Glenfalloch is a private garden and restaurant near Macandrew Bay on Otago Peninsula, New Zealand. The gardens are owned and run by the Otago Peninsula Trust.

Glenfalloch was established in 1871 by George Gray Russell, who bought the land from pioneer settler James Macandrew. It covers 12.1 ha. Russell, a businessman who helped found the National Mortgage & Agency Co Ltd (now part of Fletcher Challenge), set out the gardens and lived at Glenfalloch until 1900. Phillip Barling purchased Glenfalloch in 1917, and the gardens were opened to the public by his son in 1956. The Otago Peninsula Trust purchased the property in the late 1960s.

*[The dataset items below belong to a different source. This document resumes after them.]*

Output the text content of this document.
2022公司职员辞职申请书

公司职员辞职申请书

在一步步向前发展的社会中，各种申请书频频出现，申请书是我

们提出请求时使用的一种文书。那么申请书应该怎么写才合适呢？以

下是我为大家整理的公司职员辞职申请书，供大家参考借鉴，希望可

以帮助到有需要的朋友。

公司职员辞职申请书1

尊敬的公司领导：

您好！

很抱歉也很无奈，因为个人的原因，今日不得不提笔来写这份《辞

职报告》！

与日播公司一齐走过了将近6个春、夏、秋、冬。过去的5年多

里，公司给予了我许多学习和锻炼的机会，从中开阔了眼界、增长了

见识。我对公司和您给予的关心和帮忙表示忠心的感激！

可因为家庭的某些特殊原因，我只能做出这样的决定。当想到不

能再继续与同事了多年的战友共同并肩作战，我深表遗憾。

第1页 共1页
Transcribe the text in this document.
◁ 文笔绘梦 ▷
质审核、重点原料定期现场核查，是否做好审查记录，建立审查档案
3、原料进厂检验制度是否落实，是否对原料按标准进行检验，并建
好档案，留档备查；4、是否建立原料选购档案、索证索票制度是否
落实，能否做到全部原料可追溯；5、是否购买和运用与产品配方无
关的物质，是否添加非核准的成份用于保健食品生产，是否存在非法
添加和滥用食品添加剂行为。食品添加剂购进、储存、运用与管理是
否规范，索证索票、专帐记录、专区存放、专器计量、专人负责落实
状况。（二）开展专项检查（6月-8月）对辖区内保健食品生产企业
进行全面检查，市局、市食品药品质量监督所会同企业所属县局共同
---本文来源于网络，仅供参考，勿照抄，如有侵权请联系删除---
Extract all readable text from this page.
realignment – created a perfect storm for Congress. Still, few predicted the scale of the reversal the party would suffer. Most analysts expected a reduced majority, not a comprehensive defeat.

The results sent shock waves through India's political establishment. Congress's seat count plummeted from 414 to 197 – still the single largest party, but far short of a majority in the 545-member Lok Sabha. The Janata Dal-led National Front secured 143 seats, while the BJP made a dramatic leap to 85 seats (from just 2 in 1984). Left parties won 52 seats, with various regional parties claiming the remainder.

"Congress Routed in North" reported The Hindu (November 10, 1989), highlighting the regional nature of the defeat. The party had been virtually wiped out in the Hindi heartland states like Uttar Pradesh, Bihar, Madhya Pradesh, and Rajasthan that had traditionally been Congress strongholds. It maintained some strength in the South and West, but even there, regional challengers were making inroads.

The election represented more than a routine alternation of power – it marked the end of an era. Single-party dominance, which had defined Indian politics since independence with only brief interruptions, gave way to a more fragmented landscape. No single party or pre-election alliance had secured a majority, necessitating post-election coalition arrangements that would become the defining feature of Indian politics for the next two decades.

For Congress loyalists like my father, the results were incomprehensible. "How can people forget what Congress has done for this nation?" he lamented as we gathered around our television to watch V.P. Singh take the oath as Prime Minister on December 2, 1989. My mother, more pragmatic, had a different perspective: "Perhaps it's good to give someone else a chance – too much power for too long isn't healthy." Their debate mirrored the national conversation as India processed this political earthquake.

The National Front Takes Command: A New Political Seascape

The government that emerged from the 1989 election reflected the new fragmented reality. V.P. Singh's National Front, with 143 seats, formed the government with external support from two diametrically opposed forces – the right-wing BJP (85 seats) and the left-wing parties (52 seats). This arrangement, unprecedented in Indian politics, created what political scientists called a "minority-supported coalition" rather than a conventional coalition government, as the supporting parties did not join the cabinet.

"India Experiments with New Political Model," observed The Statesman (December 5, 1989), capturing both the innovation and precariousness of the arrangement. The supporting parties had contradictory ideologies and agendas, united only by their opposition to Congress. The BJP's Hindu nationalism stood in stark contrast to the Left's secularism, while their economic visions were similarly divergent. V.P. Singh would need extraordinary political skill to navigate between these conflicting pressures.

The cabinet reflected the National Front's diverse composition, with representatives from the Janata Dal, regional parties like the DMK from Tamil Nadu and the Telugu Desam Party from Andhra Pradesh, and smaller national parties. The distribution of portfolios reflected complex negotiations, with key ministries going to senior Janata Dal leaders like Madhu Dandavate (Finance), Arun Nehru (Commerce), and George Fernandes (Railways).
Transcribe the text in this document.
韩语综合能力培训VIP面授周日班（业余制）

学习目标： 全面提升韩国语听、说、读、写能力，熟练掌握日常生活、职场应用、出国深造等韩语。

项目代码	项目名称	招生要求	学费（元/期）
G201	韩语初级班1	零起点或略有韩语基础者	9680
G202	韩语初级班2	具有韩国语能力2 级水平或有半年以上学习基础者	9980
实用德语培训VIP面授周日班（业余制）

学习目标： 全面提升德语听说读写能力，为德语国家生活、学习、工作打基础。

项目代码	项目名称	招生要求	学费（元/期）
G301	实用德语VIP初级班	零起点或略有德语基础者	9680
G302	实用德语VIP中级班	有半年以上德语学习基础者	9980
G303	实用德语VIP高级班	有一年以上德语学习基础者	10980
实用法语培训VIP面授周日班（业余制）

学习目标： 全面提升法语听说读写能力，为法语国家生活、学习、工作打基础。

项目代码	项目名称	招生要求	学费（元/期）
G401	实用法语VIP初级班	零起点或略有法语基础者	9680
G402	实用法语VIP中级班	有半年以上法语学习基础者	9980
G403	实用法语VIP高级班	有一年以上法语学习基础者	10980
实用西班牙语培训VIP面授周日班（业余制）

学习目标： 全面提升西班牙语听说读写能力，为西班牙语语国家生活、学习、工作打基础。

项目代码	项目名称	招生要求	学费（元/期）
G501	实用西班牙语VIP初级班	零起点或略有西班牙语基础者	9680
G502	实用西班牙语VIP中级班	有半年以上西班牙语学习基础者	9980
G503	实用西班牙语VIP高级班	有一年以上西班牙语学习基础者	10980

Glenfalloch's name is Gaelic, and means "hidden valley". The heart of the gardens is a woodland area with native trees dating back prior to the garden's establishment, including one mataī estimated to be 1000 years old, as well as many exotic species planted in the late 19th century by the gardens' first owner. The small Russell Creek runs through the gardens down to an open lawn area around the restaurant and homestead. Many flower species are found in the gardens, with rhododendrons, azaleas, roses, magnolias, and fuchsias dominating. The Homestead is registered as a Category II historic place by Heritage New Zealand, and the Gardens are recognised of being of National Iportance by the New Zealand Gardens Trust.

Glenfalloch is regularly involved in and host of cultural events, including an annual spring festival of art and regular poetry readings. An arts residency aimed at potters and ceramicists is also run by the Otago Peninsula Trust, with the gardens' potters studio and cottage available to the recipient.